The “most natural meaning” of the SB 1437 provision at issue, construed in the context of the bill as a whole and of the Penal Code, “bars a conviction for first or second degree murder under a natural and probable consequences theory,” Justice Goodwin Liu wrote for the Supreme Court.

With SB 1437, the Legislature intended to restrict murder culpability outside the felony murder rule “to persons who personally possess malice aforethought,” Liu wrote, and the natural and probable consequences doctrine “is incompatible with this requirement because an aider and abettor need not personally possess malice, express or implied, to be convicted of second degree murder” under that theory.

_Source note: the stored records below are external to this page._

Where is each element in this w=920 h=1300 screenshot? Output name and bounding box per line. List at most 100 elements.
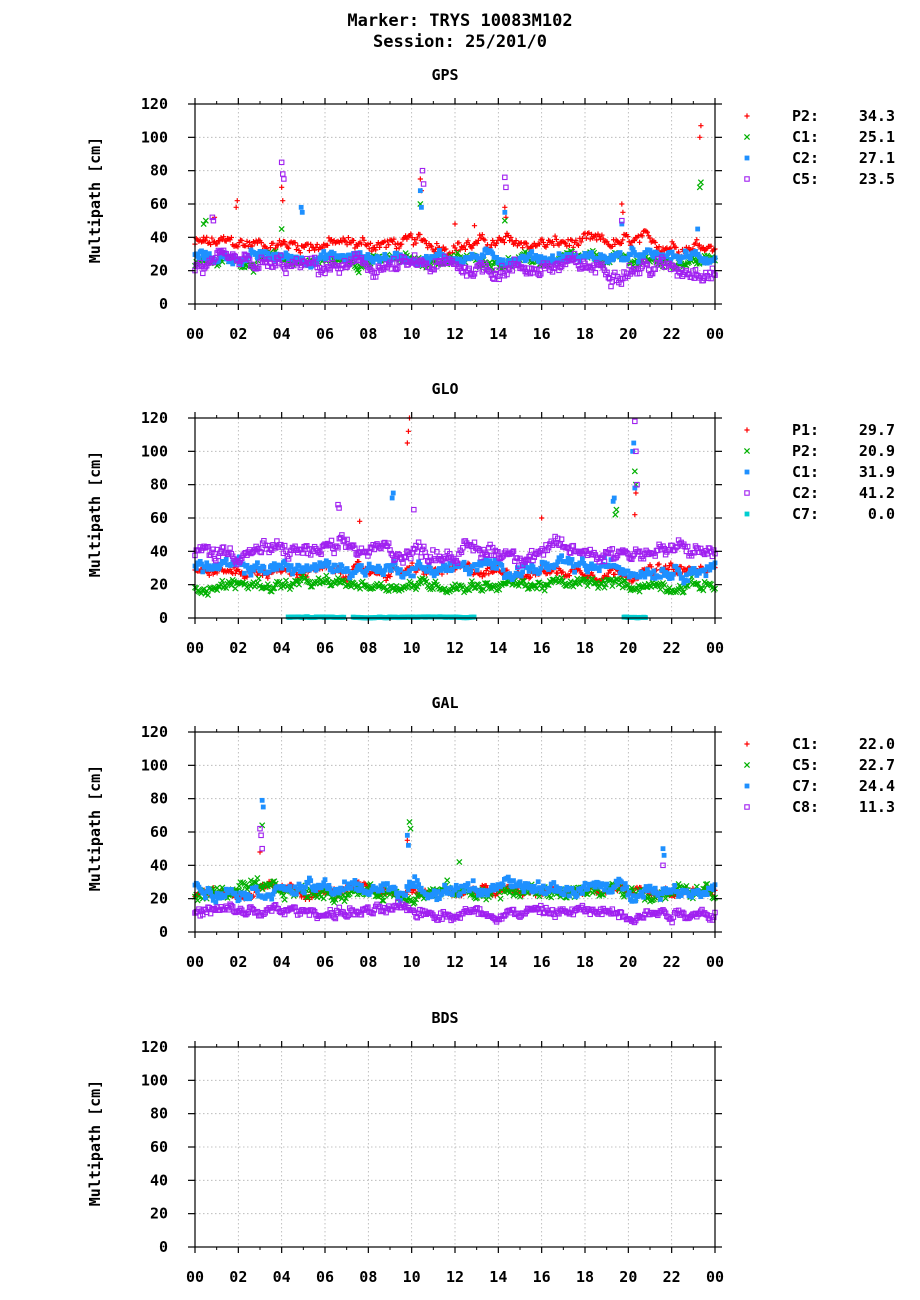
data-point (485, 892, 490, 898)
data-point (592, 232, 598, 238)
data-point (494, 565, 499, 571)
data-point (482, 237, 488, 243)
data-point (392, 886, 398, 891)
data-point (633, 898, 639, 904)
data-point (432, 578, 439, 585)
data-point (609, 889, 615, 895)
data-point (693, 570, 698, 575)
data-point (314, 566, 320, 572)
data-point (486, 571, 492, 577)
spike-point (406, 842, 411, 848)
data-point (212, 894, 217, 900)
spike-point (417, 176, 423, 182)
data-point (377, 887, 382, 893)
legend-value: 20.9 (859, 442, 895, 460)
data-point (673, 544, 679, 551)
data-point (330, 569, 336, 575)
data-point (500, 257, 506, 263)
data-point (460, 269, 466, 276)
data-point (676, 894, 681, 899)
figure-title-line1: Marker: TRYS 10083M102 (347, 11, 572, 31)
data-point (361, 237, 367, 243)
data-point (607, 887, 613, 893)
data-point (676, 256, 681, 261)
data-point (571, 250, 578, 257)
data-point (654, 890, 659, 896)
data-point (322, 256, 328, 262)
data-point (405, 887, 411, 893)
data-point (483, 551, 489, 558)
data-point (400, 254, 406, 259)
data-point (648, 564, 654, 570)
spike-point (259, 822, 266, 829)
data-point (400, 574, 406, 580)
data-point (248, 572, 254, 578)
data-point (500, 237, 506, 243)
figure-title-line2: Session: 25/201/0 (373, 32, 547, 52)
data-point (243, 243, 249, 249)
data-point (407, 568, 412, 574)
data-point (204, 591, 212, 599)
data-point (710, 271, 717, 277)
data-point (305, 880, 311, 886)
data-point (487, 558, 493, 564)
data-point (392, 241, 398, 247)
data-point (566, 549, 573, 556)
data-point (645, 567, 650, 573)
spike-point (335, 501, 341, 508)
data-point (305, 894, 312, 901)
data-point (673, 244, 679, 251)
data-point (520, 569, 525, 575)
data-point (542, 255, 548, 261)
data-point (247, 877, 254, 884)
data-point (569, 885, 575, 891)
data-point (652, 553, 658, 559)
data-point (618, 281, 625, 287)
data-point (253, 884, 259, 890)
data-point (359, 882, 364, 888)
data-point (322, 560, 328, 566)
data-point (255, 265, 262, 271)
data-point (578, 239, 584, 245)
data-point (524, 256, 529, 262)
data-point (359, 578, 366, 585)
data-point (213, 899, 219, 905)
data-point (504, 571, 510, 577)
data-point (244, 238, 250, 244)
x-tick-label: 06 (316, 325, 334, 343)
data-point (232, 585, 239, 592)
data-point (331, 251, 337, 256)
data-point (392, 556, 398, 562)
data-point (386, 563, 392, 568)
spike-point (619, 221, 625, 227)
data-point (414, 562, 420, 568)
data-point (405, 571, 411, 577)
data-point (694, 237, 700, 243)
data-point (297, 569, 303, 574)
data-point (300, 568, 306, 574)
data-point (206, 251, 212, 257)
data-point (203, 895, 208, 901)
data-point (504, 261, 510, 267)
data-point (209, 235, 215, 241)
data-point (395, 265, 401, 271)
data-point (590, 566, 596, 572)
data-point (525, 881, 531, 887)
data-point (268, 892, 273, 898)
data-point (460, 883, 466, 889)
data-point (706, 565, 711, 570)
data-point (648, 570, 654, 576)
panel-title: GLO (431, 380, 458, 398)
legend-marker (744, 469, 750, 475)
data-point (314, 885, 320, 891)
data-point (209, 893, 215, 899)
data-point (454, 560, 461, 566)
spike-point (420, 181, 427, 187)
data-point (253, 564, 259, 570)
data-point (279, 565, 285, 571)
data-point (450, 566, 455, 572)
spike-point (697, 179, 704, 186)
x-tick-label: 04 (273, 639, 291, 657)
data-point (539, 236, 545, 242)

“Apart from the Court of Appeal decision in this case, every published Court of Appeal opinion to address the issue has concluded that Senate Bill 1437 eliminates natural and probable consequences liability for murder regardless of degree,” Liu wrote, citing seven appellate cases. “We agree with these authorities.”

The court rejected a proposal by the San Diego County District Attorney (amicus curiae in the case) for a “hybrid doctrine” to address conduct where there is proof of malice aforethought but insufficient evidence of other murder liability, calling the scope of such conduct “ill-defined and, in any event, quite narrow.”

SB 1437’s ameliorative provisions, however, don’t apply on direct appeal to nonfinal convictions obtained before the law became effective, such as Gentile’s, the court held. It concluded that such convictions can be challenged on SB 1437 grounds only through a petition filed in the sentencing court under Penal Code section 1170.95.

The court remanded Gentile’s case to the lower court to affirm Gentile’s second-degree murder conviction without prejudice to any petition for relief that he may file under section 1170.95.

Eric Larson, who represented Gentile, said in an email that the court’s decision “was very significant and welcomed as it determined once and for all that liability for the crime of second degree murder in California under the natural and probable consequences doctrine has been eliminated.”

The California Attorney General’s Office could not be immediately reached for comment.

The case is People v. Gentile, case number S256698 , in the Supreme Court of California.